Зато он поддержал идею оформить в законодательстве профессию блогера. Этот вопрос тоже подняли резиденты «Москва-Сити», и вряд ли им стоит ждать когда-нибудь благодарности за это от всех остальных.
Затем Владимир Путин защитил двух своих назначенцев Дмитрия Рогозина и Виталия Мутко. Причем формулируя вопрос по поводу господина Мутко, ведущие, уверен, не отдавали себе отчета в том, каков его истинный смысл. А смысл был апокалиптичен:
— Вот с флота было сообщение от моряков: «Владимир Владимирович, разрешите нам рисовать на бортах боевых кораблей портреты Мутко, чтобы корабли были непотопляемы».
То есть, другими словами, корабли с портретом Виталия Мутко должны стать тем, что не тонет.
Владимир Путин между тем, отвечая на вопрос, произнес ключевую не только для господина Мутко, но и для себя фразу:
— Мы знаем, какая атака на него предпринималась в связи с допинговым скандалом, и так далее, и так далее… И в этих условиях отправлять его на пенсию невозможно!
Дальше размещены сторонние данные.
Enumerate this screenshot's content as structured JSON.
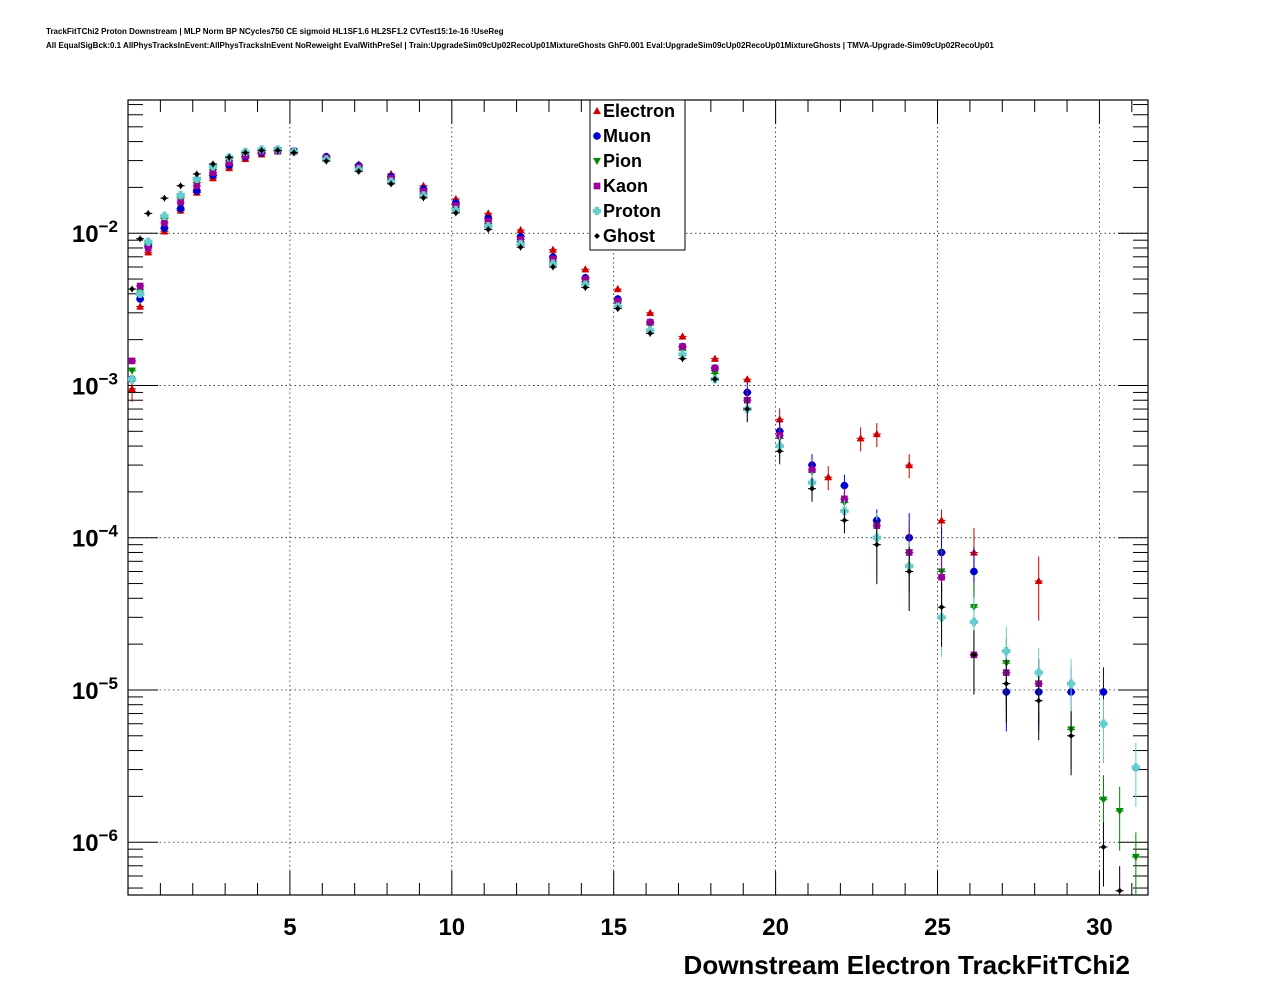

Владимир Путин так откровенно не признавался в том, что давить на него бесполезно и давление это будет обязательно иметь противоположный эффект, даже если это станет противоречить здравому смыслу.
Наконец случилось уже, казалось, немыслимое: началась «Прямая линия». На связи была Владимирская область и группа граждан из города Струнино, где закрыли больницу. Впрочем, губернатор Владимирской области Светлана Орлова считала по-другому: «Мы ничего не закрываем в Струнино!» А «департамент с населением и с этой инициативной группой работает».
Звучало, конечно, угрожающе.
А члены инициативной группы все-таки настаивали:
— Сказали, отделение не закрыто. Но оно не работает! Оно закрыто! Детей не принимают! Мы ездим в Александров!
— Вопрос какой вы бы хотели задать президенту? — обращалась к членам инициативной группы корреспондент и получала эпический ответ, достойный масштабов всей страны:
— Чтобы нам помогли восстановить все, что у нас разрушилось!..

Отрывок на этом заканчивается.